Zusätzlich zu der notwendigen Einwilligung der Versicherten in die Datenverarbeitungen nach Abs. 2 und Abs. 3 wird den Versicherten als Betroffene in Abs. 6 ein weiteres „Recht“ eingeräumt. Danach müssen gespeicherte Daten auf ihr Verlangen gelöscht werden, wobei die Versicherten einen Teil der Daten sogar auch selbstständig löschen können. Ob diese Rechte auf Seiten der Betroffenen sowie die ebenfalls in Abs. 6 angeordnete Protokollierungspflicht der letzten 50 Zugriffe auf die verarbeiteten Daten einen hinreichenden Schutz vor einer zweckfremden Datenverwendung oder sogar vor einem Datenmissbrauch darstellt, darf jedoch nicht zuletzt unter dem Gesichtspunkt, dass sich die gewährten Datenverarbeitungen auf sensible und damit besonders schützenswerte Daten (§ 3 Abs. 9 BDSG) beziehen, deutlich bezweifelt werden.

Rechtsprechung

Als bislang höchste Instanz hat sich das Hessische Landessozialgericht mit der Datenschutzkonformität der eGK beschäftigt und diese bejaht (Az.: L 1 KR 50/13). Diese Auffassung wurde nun auch von Seiten des Bundessozialgerichts bestätigt. Mit Urteil vom 18.11.2014 (Az.: B 1 KR 35/13 – Terminbericht) wies der 1. Senat die Revision des Klägers zurück und stellte klar, dass der Kläger keinen Anspruch darauf hat, anstelle der eGK eine Nachweisberechtigung entsprechend der bisher gültigen Krankenversichertenkarten ohne Lichtbild und Mikroprozessor zu nutzen. Die eGK sei in ihrer gegenwärtigen Gestalt durch ein überwiegendes Allgemeininteresse klar gerechtfertigt und verbessere den Schutz vor einer missbräuchlichen Inanspruchnahme von Krankenkassenleistungen und fördere die Wirtschaftlichkeit der Leistungserbringung, so die Begründung des Gerichts. Das Grundrecht des Klägers auf informationelle Selbstbestimmung, also das Recht eines jeden selbst über die Preisgabe und Verwendung seiner personenbezogenen Daten zu bestimmen, sei somit nicht verletzt.

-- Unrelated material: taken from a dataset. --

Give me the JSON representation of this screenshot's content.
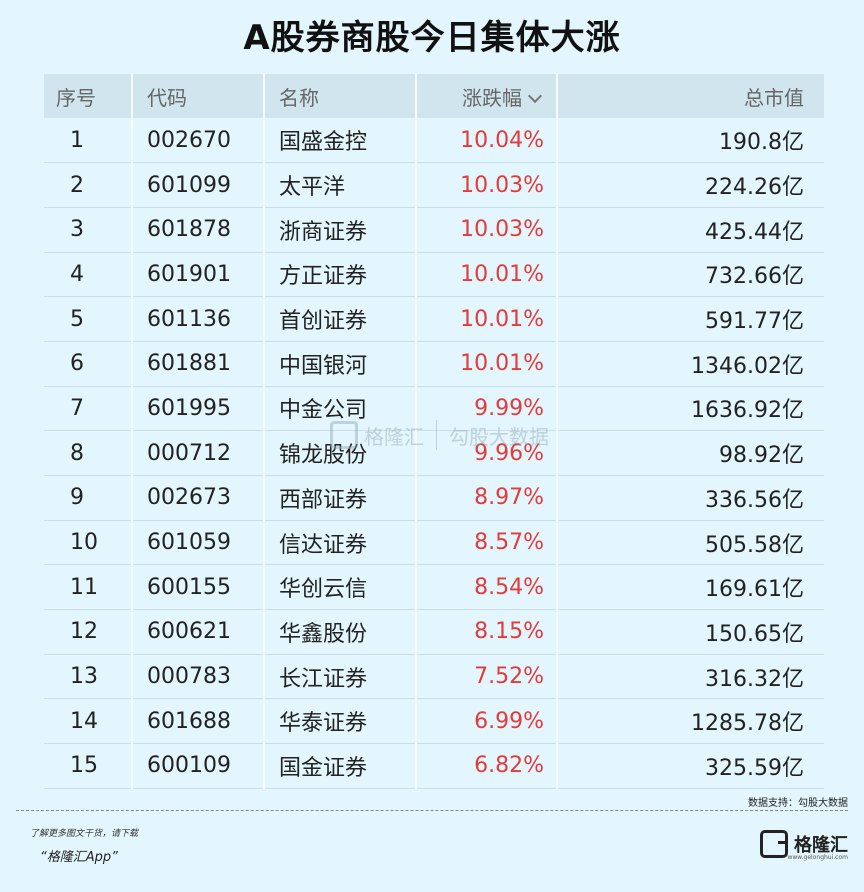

Datenschutzrechtliche Bedenken

Dieses Urteil des Bundessozialgerichts erweckt auf den ersten Blick den Eindruck, dass eine Verhinderung des Missbrauchs von Kassenleistungen sowie die wirtschaftlichen Interessen generell „über“ dem Recht des Bürgers auf informationelle Selbstbestimmung stehen bzw. Vorrang finden. Nicht nur für Datenschützer dürfte dieses Ergebnis mehr als fragwürdig sein. Denn nicht grundlos bildet das Recht auf informationelle Selbstbestimmung iSd. Art 2 Abs. 1 iVm. Art 1 Abs. 1 GG ein schlechthin konstituierendes Grundrecht.

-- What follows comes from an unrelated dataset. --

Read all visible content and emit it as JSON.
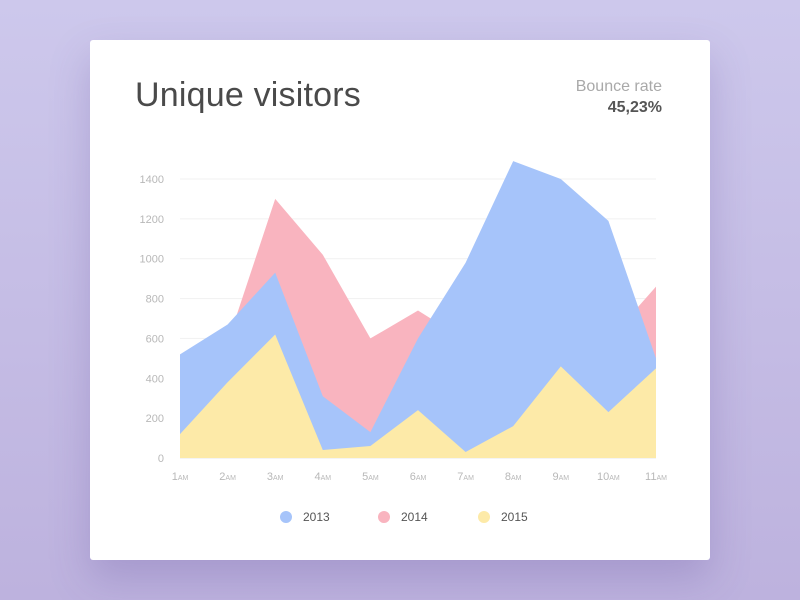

Bedenken im Zusammenhang mit den auf der eGK gespeicherten sensiblen Patienteninformationen äußerte aktuell auch der Landesdatenschutzbeauftragte Thüringens, Herr Lutz Hasse. So seien seiner Ansicht nach unter anderem strenge Regeln notwendig, um zu gewährleisten, dass Ärzte nur die Daten verwenden, welche tatsächlich benötigt werden. Zwar sei die eGK mit ihren derzeitig aktiven Funktionen bislang nur ein Art Schlüssel, mit welchem Daten von einem externen Server abrufbar sind. Dies könnte sich jedoch schnell ändern, sodass zukünftig beispielsweise die komplette Patientenakte auf der eGK gespeichert ist und von einem beliebig behandelnden Arzt eingesehen werden könnte.

Einen weiterern kritischen Punkt der eGK stellt die Tatsache dar, dass das Unternehmen, welches die sensiblen Daten auf ihren Servern speichert, für den Fall dass die Versicherten ihre Zugangsdaten verlieren, über einen sogenannten „Zweitschlüssel“ verfügen. Damit kann das Unternehmen theoretisch jederzeit auf die Gesundheitsdaten der Versicherten zugreifen, ohne dass gesonderte technische Schutzvorkehrungen überwunden werden müssen. Datenschutzrechtlich kann dies nicht richtig sein.

Insgesamt ist die erste Bilanz also alles andere als euphorisch. Es bleibt aber abzuwarten, ob bei steigender Funktionszahl der eGK nicht doch noch ergänzende Regelungen für einen optimalen Schutz der sensiblen Patientendaten getroffen werden.